Loans are necessary for Malawian youths primarily because they provide essential funding education, stimulating entrepreneurship, job creation, improving livelihoods and welfare, financial inclusion and skills development, and economic development.

In essence, loans serve as a critical bridge, providing young Malawians with the resources and opportunities needed to overcome financial barriers, become productive members of society, and contribute meaningfully to the country’s economic growth. 

Simon Carter, Regional Director of Sub-Saharan Africa International Development Research Centre points out in a paper ‘Africa’s Young Entrepreneurs: Unlocking the Potential for a Brighter Future’ that the formal sector is unable to meet the employment demands of the growing young population. For millions of young Africans, creating their own enterprises is the only avenue open to them for employment.

Youths’ access to forex is essential for their businesses (Photo Credit: Internet)

He says in tacit acknowledgement of this phenomenon, governments have adopted a wide range of policies and programmes aimed at facilitating entrepreneurship. However, such interventions must be informed by a solid understanding, based on reliable data that accurately describe young people’s aspirations, their challenges, and how they can overcome the obstacles inherent in establishing and running a viable enterprise.

“Before research by the Global Entrepreneurship Monitor (GEM), much of the evidence of young people in the private sector was anecdotal and exclusively country-based.

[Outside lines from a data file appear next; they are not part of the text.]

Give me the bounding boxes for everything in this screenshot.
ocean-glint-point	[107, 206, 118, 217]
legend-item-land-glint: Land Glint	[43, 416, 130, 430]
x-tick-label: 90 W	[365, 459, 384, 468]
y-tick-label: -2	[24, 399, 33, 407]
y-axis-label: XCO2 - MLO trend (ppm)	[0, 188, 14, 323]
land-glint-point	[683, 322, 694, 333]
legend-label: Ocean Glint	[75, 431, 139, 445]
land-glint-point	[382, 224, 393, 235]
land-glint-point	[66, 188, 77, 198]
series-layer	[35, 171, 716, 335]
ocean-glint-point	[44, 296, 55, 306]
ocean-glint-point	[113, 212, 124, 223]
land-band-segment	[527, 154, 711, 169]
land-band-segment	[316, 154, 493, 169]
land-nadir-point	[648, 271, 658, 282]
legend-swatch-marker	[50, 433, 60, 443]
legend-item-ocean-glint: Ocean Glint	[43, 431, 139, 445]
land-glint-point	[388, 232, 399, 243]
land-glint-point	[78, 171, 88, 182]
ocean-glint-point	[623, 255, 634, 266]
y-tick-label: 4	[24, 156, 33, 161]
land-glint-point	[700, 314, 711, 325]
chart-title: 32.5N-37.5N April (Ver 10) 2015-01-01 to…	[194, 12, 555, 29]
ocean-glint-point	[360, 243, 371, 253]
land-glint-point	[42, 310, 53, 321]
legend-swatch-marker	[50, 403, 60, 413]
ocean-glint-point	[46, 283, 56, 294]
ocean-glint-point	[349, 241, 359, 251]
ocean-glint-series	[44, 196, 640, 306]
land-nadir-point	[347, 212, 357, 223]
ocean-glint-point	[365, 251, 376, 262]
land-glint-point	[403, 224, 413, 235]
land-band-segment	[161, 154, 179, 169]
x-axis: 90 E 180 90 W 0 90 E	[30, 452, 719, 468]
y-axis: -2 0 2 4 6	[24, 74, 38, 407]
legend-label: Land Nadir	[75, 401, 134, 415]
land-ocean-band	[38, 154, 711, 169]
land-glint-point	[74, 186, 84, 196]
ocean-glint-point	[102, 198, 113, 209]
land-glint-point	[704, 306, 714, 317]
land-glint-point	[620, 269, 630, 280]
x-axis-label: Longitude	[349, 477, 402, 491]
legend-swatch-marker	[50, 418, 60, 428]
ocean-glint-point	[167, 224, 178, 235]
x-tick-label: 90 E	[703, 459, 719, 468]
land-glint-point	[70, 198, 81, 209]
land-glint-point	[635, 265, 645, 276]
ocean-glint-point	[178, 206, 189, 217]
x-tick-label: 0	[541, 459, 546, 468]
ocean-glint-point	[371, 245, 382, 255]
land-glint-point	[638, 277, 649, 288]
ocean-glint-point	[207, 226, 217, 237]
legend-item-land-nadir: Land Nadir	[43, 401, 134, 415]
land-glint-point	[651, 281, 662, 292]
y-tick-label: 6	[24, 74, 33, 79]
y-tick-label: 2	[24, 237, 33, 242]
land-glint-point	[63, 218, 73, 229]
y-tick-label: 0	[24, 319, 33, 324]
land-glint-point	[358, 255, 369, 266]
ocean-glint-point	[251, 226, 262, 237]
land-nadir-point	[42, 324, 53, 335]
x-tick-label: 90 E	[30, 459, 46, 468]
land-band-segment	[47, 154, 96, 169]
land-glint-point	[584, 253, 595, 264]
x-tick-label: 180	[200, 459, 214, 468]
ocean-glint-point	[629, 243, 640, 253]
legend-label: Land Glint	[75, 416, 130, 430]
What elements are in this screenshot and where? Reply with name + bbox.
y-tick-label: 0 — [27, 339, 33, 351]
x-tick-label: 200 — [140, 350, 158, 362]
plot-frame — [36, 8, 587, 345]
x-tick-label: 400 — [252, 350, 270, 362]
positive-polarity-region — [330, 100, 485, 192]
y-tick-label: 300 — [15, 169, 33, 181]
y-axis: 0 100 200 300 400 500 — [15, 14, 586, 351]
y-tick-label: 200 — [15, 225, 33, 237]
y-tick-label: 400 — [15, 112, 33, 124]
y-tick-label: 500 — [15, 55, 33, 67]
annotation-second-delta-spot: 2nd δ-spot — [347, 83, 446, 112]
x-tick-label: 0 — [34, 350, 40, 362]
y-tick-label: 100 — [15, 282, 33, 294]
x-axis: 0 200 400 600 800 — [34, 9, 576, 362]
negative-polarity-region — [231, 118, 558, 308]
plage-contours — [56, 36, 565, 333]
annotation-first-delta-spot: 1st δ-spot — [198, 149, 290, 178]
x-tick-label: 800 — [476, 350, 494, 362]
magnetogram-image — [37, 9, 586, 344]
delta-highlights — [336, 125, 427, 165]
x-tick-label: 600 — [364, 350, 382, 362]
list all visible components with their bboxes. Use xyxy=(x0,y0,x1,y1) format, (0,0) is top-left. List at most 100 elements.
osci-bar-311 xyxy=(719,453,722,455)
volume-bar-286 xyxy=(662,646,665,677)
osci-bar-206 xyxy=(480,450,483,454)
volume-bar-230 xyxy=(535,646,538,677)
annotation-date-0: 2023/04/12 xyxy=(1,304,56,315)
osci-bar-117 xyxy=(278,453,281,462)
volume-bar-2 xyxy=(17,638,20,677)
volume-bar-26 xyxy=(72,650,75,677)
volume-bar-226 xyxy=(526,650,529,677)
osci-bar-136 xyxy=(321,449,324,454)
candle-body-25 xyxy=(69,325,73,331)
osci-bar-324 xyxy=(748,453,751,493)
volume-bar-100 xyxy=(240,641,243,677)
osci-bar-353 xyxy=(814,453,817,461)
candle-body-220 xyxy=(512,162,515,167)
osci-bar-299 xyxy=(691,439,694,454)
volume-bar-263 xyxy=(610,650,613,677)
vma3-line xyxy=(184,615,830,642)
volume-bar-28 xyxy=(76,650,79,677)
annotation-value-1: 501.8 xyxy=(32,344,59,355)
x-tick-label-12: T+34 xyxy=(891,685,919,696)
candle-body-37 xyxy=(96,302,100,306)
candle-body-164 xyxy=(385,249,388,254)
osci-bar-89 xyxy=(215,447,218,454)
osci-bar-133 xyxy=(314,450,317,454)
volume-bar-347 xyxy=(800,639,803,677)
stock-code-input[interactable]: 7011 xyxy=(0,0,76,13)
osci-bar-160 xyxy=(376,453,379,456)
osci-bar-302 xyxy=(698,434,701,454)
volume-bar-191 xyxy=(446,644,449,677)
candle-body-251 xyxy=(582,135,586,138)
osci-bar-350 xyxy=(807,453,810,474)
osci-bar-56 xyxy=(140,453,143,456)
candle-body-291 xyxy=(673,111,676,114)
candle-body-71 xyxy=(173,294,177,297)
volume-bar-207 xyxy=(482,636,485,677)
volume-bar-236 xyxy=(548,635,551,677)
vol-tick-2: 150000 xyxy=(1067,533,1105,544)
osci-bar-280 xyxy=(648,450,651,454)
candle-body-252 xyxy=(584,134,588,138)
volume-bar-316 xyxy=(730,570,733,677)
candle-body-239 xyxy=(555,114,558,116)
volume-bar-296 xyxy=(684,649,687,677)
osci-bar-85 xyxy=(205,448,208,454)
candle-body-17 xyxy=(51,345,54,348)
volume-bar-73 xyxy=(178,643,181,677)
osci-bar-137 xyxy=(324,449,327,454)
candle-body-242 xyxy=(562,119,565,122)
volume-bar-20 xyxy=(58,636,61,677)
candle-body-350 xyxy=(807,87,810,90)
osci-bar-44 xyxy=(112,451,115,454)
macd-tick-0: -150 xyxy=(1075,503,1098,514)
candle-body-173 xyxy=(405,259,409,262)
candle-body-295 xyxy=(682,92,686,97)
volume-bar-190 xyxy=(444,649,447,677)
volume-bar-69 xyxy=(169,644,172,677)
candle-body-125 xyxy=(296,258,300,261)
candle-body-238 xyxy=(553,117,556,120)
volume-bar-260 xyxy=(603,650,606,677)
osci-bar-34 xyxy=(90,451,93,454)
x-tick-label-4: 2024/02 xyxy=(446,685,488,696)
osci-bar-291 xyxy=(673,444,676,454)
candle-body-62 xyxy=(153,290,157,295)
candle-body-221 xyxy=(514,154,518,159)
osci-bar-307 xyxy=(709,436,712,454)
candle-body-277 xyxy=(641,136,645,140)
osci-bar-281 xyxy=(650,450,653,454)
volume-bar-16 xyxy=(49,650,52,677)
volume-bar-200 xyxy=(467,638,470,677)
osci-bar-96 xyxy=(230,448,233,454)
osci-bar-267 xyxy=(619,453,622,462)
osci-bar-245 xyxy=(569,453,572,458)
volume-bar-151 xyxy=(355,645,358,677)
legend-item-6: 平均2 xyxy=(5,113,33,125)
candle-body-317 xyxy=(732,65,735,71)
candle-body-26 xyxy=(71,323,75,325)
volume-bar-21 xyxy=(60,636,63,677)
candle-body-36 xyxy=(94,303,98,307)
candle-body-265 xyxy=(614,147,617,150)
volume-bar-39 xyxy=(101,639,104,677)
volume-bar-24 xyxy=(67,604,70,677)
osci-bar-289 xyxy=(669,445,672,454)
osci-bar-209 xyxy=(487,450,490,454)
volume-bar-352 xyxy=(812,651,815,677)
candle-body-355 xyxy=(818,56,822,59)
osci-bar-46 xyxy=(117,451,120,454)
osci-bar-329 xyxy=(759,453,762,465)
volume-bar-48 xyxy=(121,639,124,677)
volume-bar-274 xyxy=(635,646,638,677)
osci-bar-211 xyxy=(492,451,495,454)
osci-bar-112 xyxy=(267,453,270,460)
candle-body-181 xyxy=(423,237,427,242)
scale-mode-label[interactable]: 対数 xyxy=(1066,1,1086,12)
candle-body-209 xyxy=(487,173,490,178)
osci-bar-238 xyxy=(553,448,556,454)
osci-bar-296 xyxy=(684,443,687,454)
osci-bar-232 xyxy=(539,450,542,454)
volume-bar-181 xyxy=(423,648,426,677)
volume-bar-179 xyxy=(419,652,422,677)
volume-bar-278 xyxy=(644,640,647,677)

The evidence in this report demonstrates that young people are constrained by insufficient education and training for a business career, a lack of infrastructure and difficult access to finance.

“These factors not only constrain the efforts of young entrepreneurs; they also hold back the pace of economic and social development more generally. What this report shows is that the dynamism of young people can be unlocked by providing relatively simple but comprehensive policy responses directly targeted at them,” Carter says.

There are nearly 200 million Africans aged between 15 and 24. This makes Africa the youngest continent on the globe. The potential contribution of its young people to the continent’s sustained economic development is immense. By 2040, Africa’s young workforce will be the largest in the world, surpassing that of both China and India. Harnessing the potential of Africa’s youth is, thus, imperative.

Youth enterprises in Malawi and across Africa struggle due to limited access to capital, poor infrastructure, a lack of business and financial skills, and bureaucratic hurdles. These factors, combined with challenges like founder burnout and difficulties scaling too quickly, create a difficult environment for young entrepreneurs to thrive. Greater and serious engagement with the youth can therefore help them to access loans and positively contribute to national development and bail them out of the vicious cycle of poverty.